Mentre medita, smangiucchia il bordo di una piadina con
l'alacco, l’unica cosa quasi commestibile che sia riuscito a
trovare negli stipi sgangherati della roulotte.
Di fronte a lui la scena di sempre. Si replica.
Teddy Danubio, divo canoro sconosciuto al successo, esce
sulla strada polverosa fasciato dal suo completo bianco con i
pantaloni a zampa di triceratopo, gli stivaletti in plastica
forellata e il mantello con le frange.

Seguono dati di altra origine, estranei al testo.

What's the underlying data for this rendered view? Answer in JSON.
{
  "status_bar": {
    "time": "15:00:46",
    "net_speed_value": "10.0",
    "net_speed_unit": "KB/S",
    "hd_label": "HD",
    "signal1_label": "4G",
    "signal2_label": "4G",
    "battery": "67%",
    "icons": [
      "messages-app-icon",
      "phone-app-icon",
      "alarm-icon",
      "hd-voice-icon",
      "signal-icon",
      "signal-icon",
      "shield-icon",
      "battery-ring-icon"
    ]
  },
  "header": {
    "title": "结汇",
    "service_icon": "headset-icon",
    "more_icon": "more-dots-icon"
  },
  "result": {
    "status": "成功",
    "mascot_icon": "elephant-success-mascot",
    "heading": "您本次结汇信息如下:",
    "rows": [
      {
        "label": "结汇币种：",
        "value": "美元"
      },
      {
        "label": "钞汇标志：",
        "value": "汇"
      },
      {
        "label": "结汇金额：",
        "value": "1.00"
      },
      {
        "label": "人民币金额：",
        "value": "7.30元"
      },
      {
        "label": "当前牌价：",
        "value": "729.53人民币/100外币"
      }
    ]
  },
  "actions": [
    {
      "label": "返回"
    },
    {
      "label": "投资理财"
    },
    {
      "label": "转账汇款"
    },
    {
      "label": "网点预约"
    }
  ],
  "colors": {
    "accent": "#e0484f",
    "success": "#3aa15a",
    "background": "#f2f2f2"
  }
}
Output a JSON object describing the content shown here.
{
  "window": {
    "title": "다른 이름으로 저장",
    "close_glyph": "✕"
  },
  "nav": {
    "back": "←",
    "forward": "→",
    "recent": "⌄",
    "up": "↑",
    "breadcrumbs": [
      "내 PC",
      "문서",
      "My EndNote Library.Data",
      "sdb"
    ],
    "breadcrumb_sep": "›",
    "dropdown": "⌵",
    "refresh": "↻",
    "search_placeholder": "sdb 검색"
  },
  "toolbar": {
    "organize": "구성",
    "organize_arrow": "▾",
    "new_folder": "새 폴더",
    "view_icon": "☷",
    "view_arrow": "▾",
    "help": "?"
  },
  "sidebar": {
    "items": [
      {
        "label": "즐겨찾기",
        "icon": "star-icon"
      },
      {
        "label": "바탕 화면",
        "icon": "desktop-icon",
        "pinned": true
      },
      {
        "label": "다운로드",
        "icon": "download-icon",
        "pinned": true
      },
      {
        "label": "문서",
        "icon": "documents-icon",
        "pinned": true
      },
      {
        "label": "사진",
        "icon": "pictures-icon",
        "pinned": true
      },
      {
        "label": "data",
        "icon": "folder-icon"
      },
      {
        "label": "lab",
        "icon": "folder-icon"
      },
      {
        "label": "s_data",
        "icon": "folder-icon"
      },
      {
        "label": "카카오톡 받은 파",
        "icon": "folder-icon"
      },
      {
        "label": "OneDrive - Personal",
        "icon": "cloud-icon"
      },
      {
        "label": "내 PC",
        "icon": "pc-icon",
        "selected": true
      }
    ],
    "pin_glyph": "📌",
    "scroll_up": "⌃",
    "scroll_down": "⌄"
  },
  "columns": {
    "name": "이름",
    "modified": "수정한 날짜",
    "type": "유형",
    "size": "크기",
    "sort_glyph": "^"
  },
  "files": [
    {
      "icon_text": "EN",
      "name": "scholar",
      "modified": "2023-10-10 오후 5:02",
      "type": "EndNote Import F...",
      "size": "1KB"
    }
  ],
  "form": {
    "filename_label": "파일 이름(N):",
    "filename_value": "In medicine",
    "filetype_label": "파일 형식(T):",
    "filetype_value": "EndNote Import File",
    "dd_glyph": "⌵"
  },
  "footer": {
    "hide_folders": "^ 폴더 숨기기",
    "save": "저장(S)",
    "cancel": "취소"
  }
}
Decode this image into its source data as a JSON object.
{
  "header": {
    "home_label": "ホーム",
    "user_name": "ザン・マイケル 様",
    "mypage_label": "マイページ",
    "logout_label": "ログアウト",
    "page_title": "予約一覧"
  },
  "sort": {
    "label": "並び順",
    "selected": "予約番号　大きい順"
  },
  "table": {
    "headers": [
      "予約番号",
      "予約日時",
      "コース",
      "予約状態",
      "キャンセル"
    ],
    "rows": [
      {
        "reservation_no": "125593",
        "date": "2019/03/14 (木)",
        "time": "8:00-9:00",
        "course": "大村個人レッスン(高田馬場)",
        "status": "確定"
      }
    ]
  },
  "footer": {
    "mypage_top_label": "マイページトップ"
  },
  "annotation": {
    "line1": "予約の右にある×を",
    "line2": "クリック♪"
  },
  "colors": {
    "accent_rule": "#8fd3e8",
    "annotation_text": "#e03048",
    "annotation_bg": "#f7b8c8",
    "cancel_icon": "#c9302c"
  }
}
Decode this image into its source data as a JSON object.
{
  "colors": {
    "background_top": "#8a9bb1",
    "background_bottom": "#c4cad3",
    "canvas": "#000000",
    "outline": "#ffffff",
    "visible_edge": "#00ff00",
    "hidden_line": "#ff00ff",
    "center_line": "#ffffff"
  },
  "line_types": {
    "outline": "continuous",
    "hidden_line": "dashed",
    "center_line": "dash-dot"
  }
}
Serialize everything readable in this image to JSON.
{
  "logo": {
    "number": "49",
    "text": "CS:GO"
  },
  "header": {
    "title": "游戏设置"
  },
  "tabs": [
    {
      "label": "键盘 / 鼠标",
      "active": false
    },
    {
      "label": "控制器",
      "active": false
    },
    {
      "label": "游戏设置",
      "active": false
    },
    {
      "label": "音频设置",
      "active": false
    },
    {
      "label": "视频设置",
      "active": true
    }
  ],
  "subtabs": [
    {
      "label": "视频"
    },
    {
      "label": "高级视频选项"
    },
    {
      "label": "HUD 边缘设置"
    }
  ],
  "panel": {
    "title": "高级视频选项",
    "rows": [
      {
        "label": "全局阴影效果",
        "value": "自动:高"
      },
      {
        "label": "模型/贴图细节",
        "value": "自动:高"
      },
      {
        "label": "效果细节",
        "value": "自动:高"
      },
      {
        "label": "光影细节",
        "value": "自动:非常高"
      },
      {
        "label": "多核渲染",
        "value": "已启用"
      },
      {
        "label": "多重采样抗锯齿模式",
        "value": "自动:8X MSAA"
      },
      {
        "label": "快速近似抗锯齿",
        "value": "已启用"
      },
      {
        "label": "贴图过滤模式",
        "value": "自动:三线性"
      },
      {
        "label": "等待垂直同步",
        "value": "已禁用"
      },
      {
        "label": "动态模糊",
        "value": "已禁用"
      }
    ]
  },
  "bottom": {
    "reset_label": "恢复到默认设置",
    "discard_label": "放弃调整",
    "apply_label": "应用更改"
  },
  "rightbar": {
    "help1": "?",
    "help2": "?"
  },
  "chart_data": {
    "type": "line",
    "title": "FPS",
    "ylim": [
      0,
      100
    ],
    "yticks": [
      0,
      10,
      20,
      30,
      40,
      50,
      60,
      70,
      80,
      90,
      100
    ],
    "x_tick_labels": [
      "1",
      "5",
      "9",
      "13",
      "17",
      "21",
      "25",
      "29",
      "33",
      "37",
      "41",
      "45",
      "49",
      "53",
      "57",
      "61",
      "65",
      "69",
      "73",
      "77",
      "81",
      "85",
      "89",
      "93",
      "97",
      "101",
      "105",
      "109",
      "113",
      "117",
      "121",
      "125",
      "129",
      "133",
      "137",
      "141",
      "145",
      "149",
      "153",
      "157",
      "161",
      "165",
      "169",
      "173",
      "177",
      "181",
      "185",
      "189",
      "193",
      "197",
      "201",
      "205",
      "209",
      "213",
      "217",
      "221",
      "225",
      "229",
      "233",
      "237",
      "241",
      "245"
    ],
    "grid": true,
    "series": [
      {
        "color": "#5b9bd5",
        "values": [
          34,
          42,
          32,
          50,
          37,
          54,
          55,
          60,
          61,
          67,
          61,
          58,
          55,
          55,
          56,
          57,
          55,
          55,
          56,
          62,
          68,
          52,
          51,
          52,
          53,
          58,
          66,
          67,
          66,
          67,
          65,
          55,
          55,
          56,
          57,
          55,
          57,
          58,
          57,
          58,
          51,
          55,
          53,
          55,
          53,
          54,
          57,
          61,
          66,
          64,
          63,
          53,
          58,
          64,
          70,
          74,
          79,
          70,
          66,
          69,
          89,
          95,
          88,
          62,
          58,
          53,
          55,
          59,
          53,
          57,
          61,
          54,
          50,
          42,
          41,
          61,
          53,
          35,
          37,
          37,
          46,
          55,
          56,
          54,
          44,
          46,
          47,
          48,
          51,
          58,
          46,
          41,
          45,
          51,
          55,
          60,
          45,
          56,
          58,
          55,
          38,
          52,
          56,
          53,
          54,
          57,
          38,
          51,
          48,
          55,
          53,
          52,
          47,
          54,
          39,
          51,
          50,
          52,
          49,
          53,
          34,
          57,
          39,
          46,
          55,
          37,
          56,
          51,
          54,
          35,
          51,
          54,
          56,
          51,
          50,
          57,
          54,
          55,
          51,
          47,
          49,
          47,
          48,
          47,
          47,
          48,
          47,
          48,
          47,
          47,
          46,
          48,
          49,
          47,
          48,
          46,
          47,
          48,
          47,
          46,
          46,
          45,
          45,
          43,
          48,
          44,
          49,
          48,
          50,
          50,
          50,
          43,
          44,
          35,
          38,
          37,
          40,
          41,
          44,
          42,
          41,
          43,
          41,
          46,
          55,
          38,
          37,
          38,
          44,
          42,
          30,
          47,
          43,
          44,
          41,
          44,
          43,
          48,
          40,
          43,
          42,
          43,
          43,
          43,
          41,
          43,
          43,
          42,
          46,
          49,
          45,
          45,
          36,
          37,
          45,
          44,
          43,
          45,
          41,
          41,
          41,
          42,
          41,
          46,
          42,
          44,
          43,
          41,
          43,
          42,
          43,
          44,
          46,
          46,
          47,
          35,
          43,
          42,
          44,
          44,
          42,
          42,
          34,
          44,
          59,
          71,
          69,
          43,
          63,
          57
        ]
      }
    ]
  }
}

Attraversa lento lo spiazzo
fino all'entrata di quello che lì, pomposamente, chiamano bar e che
altro non è se non un vecchio e malandato stand, reduce di
antichissime feste dell'Unità.
Teddy si guarda attorno con gesti misurati
dall'abitudine. Rimane sospeso una frazione di secondo, tutto
calcolato, poi si decide e entra.
Al bancone, come tutte le mattine, c'è Valerio Mascella
che asciuga bicchieri con una mano, versa Zabov con l'altra e regge
un mozzicone di sigaro con l'altra. A guardarlo bene i conti non
tornano ma da quelle parti la soglia dell’attenzione per certe cose
non tocca mai quote particolarmente alte. Valerio ai lati della
testa ha perso tutti i capelli e gli rimane un'unica, grossa treccia
azzurra sulla fronte.
Tra le sedie, Ramolino spolvera senza grosso impegno,
evitando di svegliare l'Operaio, che da sette anni dorme con la testa
appoggiata al tavolo vicino al telefono a scatti. Nessuno sa chi sia
e non c'è nulla che lo possa identificare, se si esclude la vecchia
tuta sporca di grasso. All'inizio hanno provato con scossoni, fischi,
rutti e imprecazioni, ma lui non ne voleva sapere e alla fine è
diventato parte dell'arredo. Questa mattina il vento fa vibrare le
pareti di lamiera e il bar è quasi vuoto, visto che quei pochi che
nella zona lavorano se ne sono già andati da un pezzo e gli altri
tanto vale che rimangano ancora a letto. Ci vorrebbe un sottofondo
musicale almeno un tantino allegro ma l'autoradio trasformata in
juke-box non funziona perché l'idrogeno si è esaurito.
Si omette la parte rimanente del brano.